Le Laboratoire de la République : Comment la justice française traite-t-elle les cas de harcèlement et d’agression sexuelle ? La possibilité de recours pour les victimes est-elle à améliorer ?

Barbara REGENT : Il y a beaucoup de textes, mais nous avons aussi besoin de mesures concrètes sur le terrain, d’une meilleure prise en charge des femmes et de leur parole. Cela reste encore difficile. Certains commissariats ou gendarmeries sont pionniers. En Normandie par exemple, il existe des unités dédiées avec du personnel très formées. Il y a des avancées, mais il demeure indispensable de développer la formation. On ne peut accepter que lorsqu’une femme raconte la violence psychologique dont elle est victime, on lui réplique comme cela a été le cas à l’une de nos clientes  « Madame, il n’y a pas de coup, alors c’est léger ».

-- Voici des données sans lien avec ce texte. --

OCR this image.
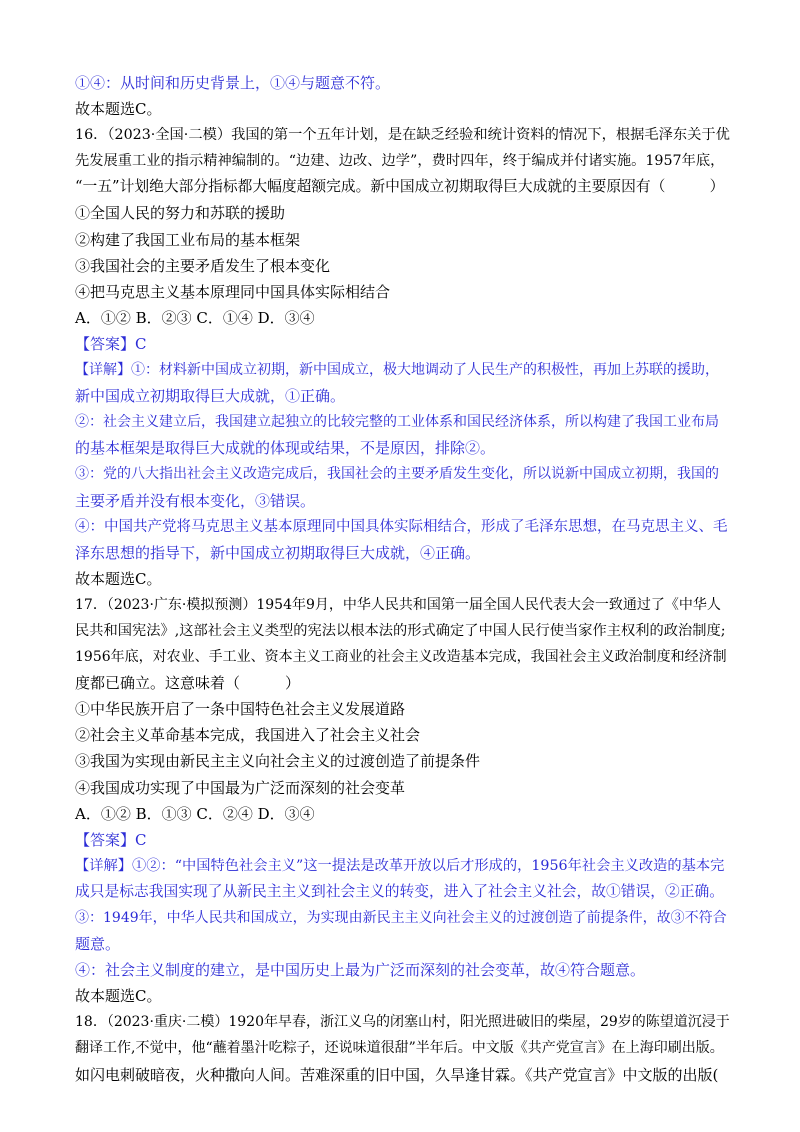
①④：从时间和历史背景上，①④与题意不符。
故本题选C。
16．（2023·全国·二模）我国的第一个五年计划，是在缺乏经验和统计资料的情况下，根据毛泽东关于优
先发展重工业的指示精神编制的。“边建、边改、边学”，费时四年，终于编成并付诸实施。1957年底，
“一五”计划绝大部分指标都大幅度超额完成。新中国成立初期取得巨大成就的主要原因有（　　　）
①全国人民的努力和苏联的援助
②构建了我国工业布局的基本框架
③我国社会的主要矛盾发生了根本变化
④把马克思主义基本原理同中国具体实际相结合
A．①② B．②③ C．①④ D．③④
【答案】C
【详解】①：材料新中国成立初期，新中国成立，极大地调动了人民生产的积极性，再加上苏联的援助，
新中国成立初期取得巨大成就，①正确。
②：社会主义建立后，我国建立起独立的比较完整的工业体系和国民经济体系，所以构建了我国工业布局
的基本框架是取得巨大成就的体现或结果，不是原因，排除②。
③：党的八大指出社会主义改造完成后，我国社会的主要矛盾发生变化，所以说新中国成立初期，我国的
主要矛盾并没有根本变化，③错误。
④：中国共产党将马克思主义基本原理同中国具体实际相结合，形成了毛泽东思想，在马克思主义、毛
泽东思想的指导下，新中国成立初期取得巨大成就，④正确。
故本题选C。
17．（2023·广东·模拟预测）1954年9月，中华人民共和国第一届全国人民代表大会一致通过了《中华人
民共和国宪法》,这部社会主义类型的宪法以根本法的形式确定了中国人民行使当家作主权利的政治制度;
1956年底，对农业、手工业、资本主义工商业的社会主义改造基本完成，我国社会主义政治制度和经济制
度都已确立。这意味着（　　　）
①中华民族开启了一条中国特色社会主义发展道路
②社会主义革命基本完成，我国进入了社会主义社会
③我国为实现由新民主主义向社会主义的过渡创造了前提条件
④我国成功实现了中国最为广泛而深刻的社会变革
A．①② B．①③ C．②④ D．③④
【答案】C
【详解】①②：“中国特色社会主义”这一提法是改革开放以后才形成的，1956年社会主义改造的基本完
成只是标志我国实现了从新民主主义到社会主义的转变，进入了社会主义社会，故①错误，②正确。
③：1949年，中华人民共和国成立，为实现由新民主主义向社会主义的过渡创造了前提条件，故③不符合
题意。
④：社会主义制度的建立，是中国历史上最为广泛而深刻的社会变革，故④符合题意。
故本题选C。
18．（2023·重庆·二模）1920年早春，浙江义乌的闭塞山村，阳光照进破旧的柴屋，29岁的陈望道沉浸于
翻译工作,不觉中，他“蘸着墨汁吃粽子，还说味道很甜”半年后。中文版《共产党宣言》在上海印刷出版。
如闪电刺破暗夜，火种撒向人间。苦难深重的旧中国，久旱逢甘霖。《共产党宣言》中文版的出版(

Joséphine COZ : Les commissariats et les gendarmeries évitent certains féminicides ou violences extrêmes grâce à la remontée des informations. L’une des dernières avancées est la création, dans les tribunaux, des pôles spécialisés dans la lutte contre les violences intrafamiliales. Les magistrats pourront identifier les familles problématiques de la région et  mieux suivre les dossiers.